The Most Delicious, Healing, Pumpkin Bread
Here is a note that a Heartworker gave me when she dropped off the most delicious pumpkin cake for the Summit football players. I know it is the most delicious pumpkin cake because she also made one for the Advisory Board that we ate at our meeting yesterday morning. The note below (I have her permission to share it) is the transformation that took place for her while baking this delicious pumpkin bread for a group of boys she has never met. I am writing about it because it exemplifies exactly why we do Heartworks, perhaps in a way I am unable to explain when we gather at meetings.
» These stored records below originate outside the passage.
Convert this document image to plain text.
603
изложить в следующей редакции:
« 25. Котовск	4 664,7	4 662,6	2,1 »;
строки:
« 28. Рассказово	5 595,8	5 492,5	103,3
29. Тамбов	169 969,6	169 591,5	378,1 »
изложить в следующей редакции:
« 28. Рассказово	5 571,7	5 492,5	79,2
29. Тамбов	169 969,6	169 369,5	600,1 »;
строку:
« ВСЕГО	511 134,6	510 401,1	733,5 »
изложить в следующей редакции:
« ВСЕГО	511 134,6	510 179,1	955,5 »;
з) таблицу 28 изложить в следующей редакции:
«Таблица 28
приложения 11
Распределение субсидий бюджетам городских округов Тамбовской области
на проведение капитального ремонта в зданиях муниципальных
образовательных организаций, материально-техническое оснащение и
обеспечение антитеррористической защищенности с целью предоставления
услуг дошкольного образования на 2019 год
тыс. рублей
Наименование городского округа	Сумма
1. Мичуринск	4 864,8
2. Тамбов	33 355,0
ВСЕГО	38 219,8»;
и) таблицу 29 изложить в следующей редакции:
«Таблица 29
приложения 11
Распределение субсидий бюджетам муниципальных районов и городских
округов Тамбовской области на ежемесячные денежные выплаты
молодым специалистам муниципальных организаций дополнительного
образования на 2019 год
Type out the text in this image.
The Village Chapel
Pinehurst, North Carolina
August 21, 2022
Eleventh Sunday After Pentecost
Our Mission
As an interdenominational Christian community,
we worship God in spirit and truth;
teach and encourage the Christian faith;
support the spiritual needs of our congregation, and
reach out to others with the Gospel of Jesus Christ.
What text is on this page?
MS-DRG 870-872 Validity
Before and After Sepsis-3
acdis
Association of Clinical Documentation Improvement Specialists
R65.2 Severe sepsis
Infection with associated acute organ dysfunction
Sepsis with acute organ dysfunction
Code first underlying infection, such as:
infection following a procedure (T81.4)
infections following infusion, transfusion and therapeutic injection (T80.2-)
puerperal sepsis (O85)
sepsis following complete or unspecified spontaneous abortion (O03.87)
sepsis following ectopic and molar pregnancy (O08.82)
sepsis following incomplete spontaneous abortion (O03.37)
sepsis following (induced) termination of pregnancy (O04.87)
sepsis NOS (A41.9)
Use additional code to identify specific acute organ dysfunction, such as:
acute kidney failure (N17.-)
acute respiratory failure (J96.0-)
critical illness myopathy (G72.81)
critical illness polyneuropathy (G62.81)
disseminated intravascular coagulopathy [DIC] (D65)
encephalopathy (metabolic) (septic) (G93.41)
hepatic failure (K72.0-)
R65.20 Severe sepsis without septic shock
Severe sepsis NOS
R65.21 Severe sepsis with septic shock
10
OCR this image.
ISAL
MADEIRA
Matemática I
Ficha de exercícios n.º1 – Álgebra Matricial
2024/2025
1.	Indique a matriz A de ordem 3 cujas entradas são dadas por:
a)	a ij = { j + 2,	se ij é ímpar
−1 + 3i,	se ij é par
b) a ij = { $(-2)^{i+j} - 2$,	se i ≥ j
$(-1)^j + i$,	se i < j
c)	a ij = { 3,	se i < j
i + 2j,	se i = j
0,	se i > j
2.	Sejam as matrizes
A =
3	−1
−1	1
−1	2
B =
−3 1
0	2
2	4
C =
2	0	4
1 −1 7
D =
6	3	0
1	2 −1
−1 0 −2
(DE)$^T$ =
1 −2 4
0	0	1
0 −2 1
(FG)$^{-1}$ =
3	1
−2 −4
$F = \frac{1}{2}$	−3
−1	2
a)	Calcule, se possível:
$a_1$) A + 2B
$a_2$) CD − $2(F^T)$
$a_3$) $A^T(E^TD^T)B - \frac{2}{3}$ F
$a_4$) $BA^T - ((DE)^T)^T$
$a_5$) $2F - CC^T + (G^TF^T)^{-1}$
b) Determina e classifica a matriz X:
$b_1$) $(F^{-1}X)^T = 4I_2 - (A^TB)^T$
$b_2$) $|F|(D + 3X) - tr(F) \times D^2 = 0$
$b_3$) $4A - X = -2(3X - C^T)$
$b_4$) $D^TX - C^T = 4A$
Now, for the record, this Heartworker is not having the easiest time…she is living with some significant sorrow, fear and pain in her life. She would be someone who I would easily tell “Hey, it makes sense you want to have the pity party, I’ll just sit here next to you and hand you pumpkin cake as needed.” Her words in this note brought me to my knees because they teach an almost unteachable concept
That when we stop separating out our stories of suffering and simply allow them to all merge together into one, they begin to heal each other regardless of story content, time of event or name of people involved. Suffering is suffering and when we acknowledge our own and reach into someone else because of it, unexpected miracles take place.
Please read the note and know that there is a power in being present with our own struggles while giving (or baking) for someone else.
Dear Megan, Holly, Tressa, Beka and all Heartworks,
Please enjoy these treats as a very small token of my enormous appreciation. I am so grateful to have Heartworks in my life. I am honored and blessed to be a part
of such an amazing group of women. The love and kindness that you have shared with countless people (including myself). But you appear to pull off these miracles with such ease and grace.As I was baking for the football team, negative thoughts began to creep in to my mind- I’m tired. I hurt all over- physically and emotionally, when will I be able to see the light at the end of the tunnel? Then I realized that I was feeling sorry for myself while baking for young men whose lives will be forever changed, the whole community that is so devastated by this loss, the Moms and Dads who are trying to comfort their severely ill children, all of those watching their loved ones take their last breath, the list of tragic events happening all around us can be staggering.
So I stopped my pity party and continued to bake with love in my heart and sending prayers to all of those struggling.
Please accept my sincere gratitude and appreciation for all you are and all you do!